Berdasarkan informasi sementara, terdapat sekitar delapan orang marketing atau pegawai lapangan yang berkantor di wilayah Gapuk. Para pegawai tersebut disebut menjalankan tugas pelayanan dan hubungan dengan nasabah.
Namun, muncul dugaan bahwa adanya pernyataan atau komunikasi yang dinilai kurang baik dari pihak manajemen kepada nasabah berpotensi menimbulkan persoalan baru.
Kondisi tersebut dikhawatirkan membuat posisi marketing di lapangan menjadi tidak jelas dan menghadapi pertanyaan dari nasabah.

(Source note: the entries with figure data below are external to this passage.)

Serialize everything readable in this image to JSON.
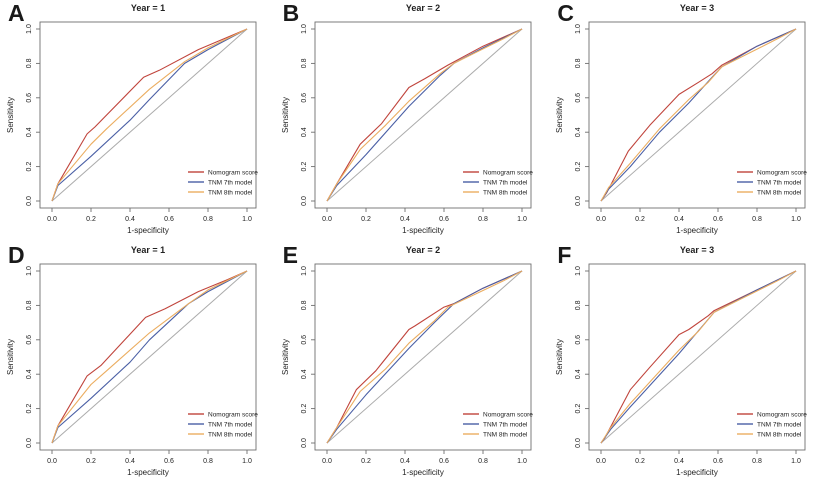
{
  "figure": {
    "background": "#ffffff",
    "legend_labels": [
      "Nomogram score",
      "TNM 7th model",
      "TNM 8th model"
    ],
    "colors": {
      "nomogram": "#c0443c",
      "tnm7": "#4a5fa5",
      "tnm8": "#ebad60",
      "diagonal": "#ababab",
      "box": "#6e6e6e",
      "text": "#222222"
    }
  },
  "chart_data": [
    {
      "type": "line",
      "panel_letter": "A",
      "title": "Year = 1",
      "xlabel": "1-specificity",
      "ylabel": "Sensitivity",
      "xlim": [
        0,
        1
      ],
      "ylim": [
        0,
        1
      ],
      "xticks": [
        "0.0",
        "0.2",
        "0.4",
        "0.6",
        "0.8",
        "1.0"
      ],
      "yticks": [
        "0.0",
        "0.2",
        "0.4",
        "0.6",
        "0.8",
        "1.0"
      ],
      "grid": false,
      "diagonal_reference": true,
      "legend_position": "bottom-right",
      "series": [
        {
          "name": "Nomogram score",
          "color": "#c0443c",
          "x": [
            0,
            0.03,
            0.18,
            0.22,
            0.47,
            0.55,
            0.75,
            1
          ],
          "y": [
            0,
            0.1,
            0.39,
            0.43,
            0.72,
            0.76,
            0.88,
            1
          ]
        },
        {
          "name": "TNM 7th model",
          "color": "#4a5fa5",
          "x": [
            0,
            0.03,
            0.2,
            0.4,
            0.5,
            0.68,
            0.8,
            1
          ],
          "y": [
            0,
            0.09,
            0.26,
            0.47,
            0.59,
            0.8,
            0.88,
            1
          ]
        },
        {
          "name": "TNM 8th model",
          "color": "#ebad60",
          "x": [
            0,
            0.03,
            0.2,
            0.28,
            0.5,
            0.68,
            0.8,
            1
          ],
          "y": [
            0,
            0.1,
            0.33,
            0.42,
            0.65,
            0.81,
            0.89,
            1
          ]
        }
      ]
    },
    {
      "type": "line",
      "panel_letter": "B",
      "title": "Year = 2",
      "xlabel": "1-specificity",
      "ylabel": "Sensitivity",
      "xlim": [
        0,
        1
      ],
      "ylim": [
        0,
        1
      ],
      "xticks": [
        "0.0",
        "0.2",
        "0.4",
        "0.6",
        "0.8",
        "1.0"
      ],
      "yticks": [
        "0.0",
        "0.2",
        "0.4",
        "0.6",
        "0.8",
        "1.0"
      ],
      "grid": false,
      "diagonal_reference": true,
      "legend_position": "bottom-right",
      "series": [
        {
          "name": "Nomogram score",
          "color": "#c0443c",
          "x": [
            0,
            0.05,
            0.17,
            0.28,
            0.42,
            0.5,
            0.62,
            0.8,
            1
          ],
          "y": [
            0,
            0.1,
            0.33,
            0.45,
            0.66,
            0.71,
            0.79,
            0.9,
            1
          ]
        },
        {
          "name": "TNM 7th model",
          "color": "#4a5fa5",
          "x": [
            0,
            0.05,
            0.2,
            0.42,
            0.58,
            0.65,
            0.8,
            1
          ],
          "y": [
            0,
            0.09,
            0.27,
            0.55,
            0.73,
            0.8,
            0.89,
            1
          ]
        },
        {
          "name": "TNM 8th model",
          "color": "#ebad60",
          "x": [
            0,
            0.05,
            0.17,
            0.3,
            0.42,
            0.58,
            0.65,
            0.9,
            1
          ],
          "y": [
            0,
            0.1,
            0.3,
            0.44,
            0.58,
            0.74,
            0.8,
            0.94,
            1
          ]
        }
      ]
    },
    {
      "type": "line",
      "panel_letter": "C",
      "title": "Year = 3",
      "xlabel": "1-specificity",
      "ylabel": "Sensitivity",
      "xlim": [
        0,
        1
      ],
      "ylim": [
        0,
        1
      ],
      "xticks": [
        "0.0",
        "0.2",
        "0.4",
        "0.6",
        "0.8",
        "1.0"
      ],
      "yticks": [
        "0.0",
        "0.2",
        "0.4",
        "0.6",
        "0.8",
        "1.0"
      ],
      "grid": false,
      "diagonal_reference": true,
      "legend_position": "bottom-right",
      "series": [
        {
          "name": "Nomogram score",
          "color": "#c0443c",
          "x": [
            0,
            0.03,
            0.14,
            0.25,
            0.4,
            0.5,
            0.57,
            0.62,
            0.8,
            1
          ],
          "y": [
            0,
            0.05,
            0.29,
            0.44,
            0.62,
            0.69,
            0.74,
            0.79,
            0.9,
            1
          ]
        },
        {
          "name": "TNM 7th model",
          "color": "#4a5fa5",
          "x": [
            0,
            0.04,
            0.15,
            0.3,
            0.45,
            0.57,
            0.62,
            0.8,
            1
          ],
          "y": [
            0,
            0.07,
            0.2,
            0.4,
            0.57,
            0.72,
            0.78,
            0.9,
            1
          ]
        },
        {
          "name": "TNM 8th model",
          "color": "#ebad60",
          "x": [
            0,
            0.04,
            0.15,
            0.3,
            0.45,
            0.55,
            0.62,
            0.9,
            1
          ],
          "y": [
            0,
            0.08,
            0.22,
            0.42,
            0.59,
            0.69,
            0.78,
            0.94,
            1
          ]
        }
      ]
    },
    {
      "type": "line",
      "panel_letter": "D",
      "title": "Year = 1",
      "xlabel": "1-specificity",
      "ylabel": "Sensitivity",
      "xlim": [
        0,
        1
      ],
      "ylim": [
        0,
        1
      ],
      "xticks": [
        "0.0",
        "0.2",
        "0.4",
        "0.6",
        "0.8",
        "1.0"
      ],
      "yticks": [
        "0.0",
        "0.2",
        "0.4",
        "0.6",
        "0.8",
        "1.0"
      ],
      "grid": false,
      "diagonal_reference": true,
      "legend_position": "bottom-right",
      "series": [
        {
          "name": "Nomogram score",
          "color": "#c0443c",
          "x": [
            0,
            0.03,
            0.18,
            0.25,
            0.48,
            0.58,
            0.75,
            0.9,
            1
          ],
          "y": [
            0,
            0.1,
            0.39,
            0.45,
            0.73,
            0.78,
            0.88,
            0.95,
            1
          ]
        },
        {
          "name": "TNM 7th model",
          "color": "#4a5fa5",
          "x": [
            0,
            0.03,
            0.2,
            0.4,
            0.5,
            0.7,
            0.8,
            1
          ],
          "y": [
            0,
            0.09,
            0.26,
            0.47,
            0.6,
            0.81,
            0.88,
            1
          ]
        },
        {
          "name": "TNM 8th model",
          "color": "#ebad60",
          "x": [
            0,
            0.03,
            0.2,
            0.28,
            0.5,
            0.7,
            0.8,
            1
          ],
          "y": [
            0,
            0.1,
            0.34,
            0.42,
            0.64,
            0.81,
            0.89,
            1
          ]
        }
      ]
    },
    {
      "type": "line",
      "panel_letter": "E",
      "title": "Year = 2",
      "xlabel": "1-specificity",
      "ylabel": "Sensitivity",
      "xlim": [
        0,
        1
      ],
      "ylim": [
        0,
        1
      ],
      "xticks": [
        "0.0",
        "0.2",
        "0.4",
        "0.6",
        "0.8",
        "1.0"
      ],
      "yticks": [
        "0.0",
        "0.2",
        "0.4",
        "0.6",
        "0.8",
        "1.0"
      ],
      "grid": false,
      "diagonal_reference": true,
      "legend_position": "bottom-right",
      "series": [
        {
          "name": "Nomogram score",
          "color": "#c0443c",
          "x": [
            0,
            0.05,
            0.15,
            0.25,
            0.42,
            0.45,
            0.6,
            0.65,
            0.8,
            1
          ],
          "y": [
            0,
            0.09,
            0.31,
            0.42,
            0.66,
            0.68,
            0.79,
            0.81,
            0.9,
            1
          ]
        },
        {
          "name": "TNM 7th model",
          "color": "#4a5fa5",
          "x": [
            0,
            0.05,
            0.2,
            0.42,
            0.55,
            0.65,
            0.8,
            1
          ],
          "y": [
            0,
            0.08,
            0.28,
            0.55,
            0.7,
            0.81,
            0.9,
            1
          ]
        },
        {
          "name": "TNM 8th model",
          "color": "#ebad60",
          "x": [
            0,
            0.05,
            0.17,
            0.3,
            0.42,
            0.55,
            0.62,
            0.9,
            1
          ],
          "y": [
            0,
            0.09,
            0.3,
            0.43,
            0.58,
            0.71,
            0.79,
            0.94,
            1
          ]
        }
      ]
    },
    {
      "type": "line",
      "panel_letter": "F",
      "title": "Year = 3",
      "xlabel": "1-specificity",
      "ylabel": "Sensitivity",
      "xlim": [
        0,
        1
      ],
      "ylim": [
        0,
        1
      ],
      "xticks": [
        "0.0",
        "0.2",
        "0.4",
        "0.6",
        "0.8",
        "1.0"
      ],
      "yticks": [
        "0.0",
        "0.2",
        "0.4",
        "0.6",
        "0.8",
        "1.0"
      ],
      "grid": false,
      "diagonal_reference": true,
      "legend_position": "bottom-right",
      "series": [
        {
          "name": "Nomogram score",
          "color": "#c0443c",
          "x": [
            0,
            0.02,
            0.15,
            0.25,
            0.4,
            0.45,
            0.55,
            0.58,
            0.8,
            1
          ],
          "y": [
            0,
            0.03,
            0.31,
            0.44,
            0.63,
            0.66,
            0.74,
            0.77,
            0.89,
            1
          ]
        },
        {
          "name": "TNM 7th model",
          "color": "#4a5fa5",
          "x": [
            0,
            0.05,
            0.15,
            0.4,
            0.55,
            0.58,
            0.8,
            1
          ],
          "y": [
            0,
            0.08,
            0.21,
            0.52,
            0.72,
            0.76,
            0.89,
            1
          ]
        },
        {
          "name": "TNM 8th model",
          "color": "#ebad60",
          "x": [
            0,
            0.05,
            0.15,
            0.4,
            0.5,
            0.58,
            0.9,
            1
          ],
          "y": [
            0,
            0.09,
            0.23,
            0.54,
            0.65,
            0.76,
            0.94,
            1
          ]
        }
      ]
    }
  ]
}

Selain persoalan komunikasi, beredar pula informasi mengenai dugaan kepemilikan sejumlah aset oleh Manager Koperasi Syariah CJM, Lia Hartiwi.
Informasi yang beredar menyebutkan adanya dugaan aset berupa satu unit mobil Ayla, empat unit sepeda motor, rumah di BTN Hakata Masbagik, serta uang tunai yang disebut mencapai lebih dari Rp300 juta.
Munculnya informasi tersebut menjadi perhatian, terutama bagi nasabah dan pegawai lapangan yang berkaitan langsung dengan aktivitas koperasi.
Hingga berita ini di terbitkan, belum diperoleh keterangan resmi dari Manager Lia Hartiwi maupun pihak Koperasi Syariah CJM mengenai dugaan persoalan tersebut.(TT).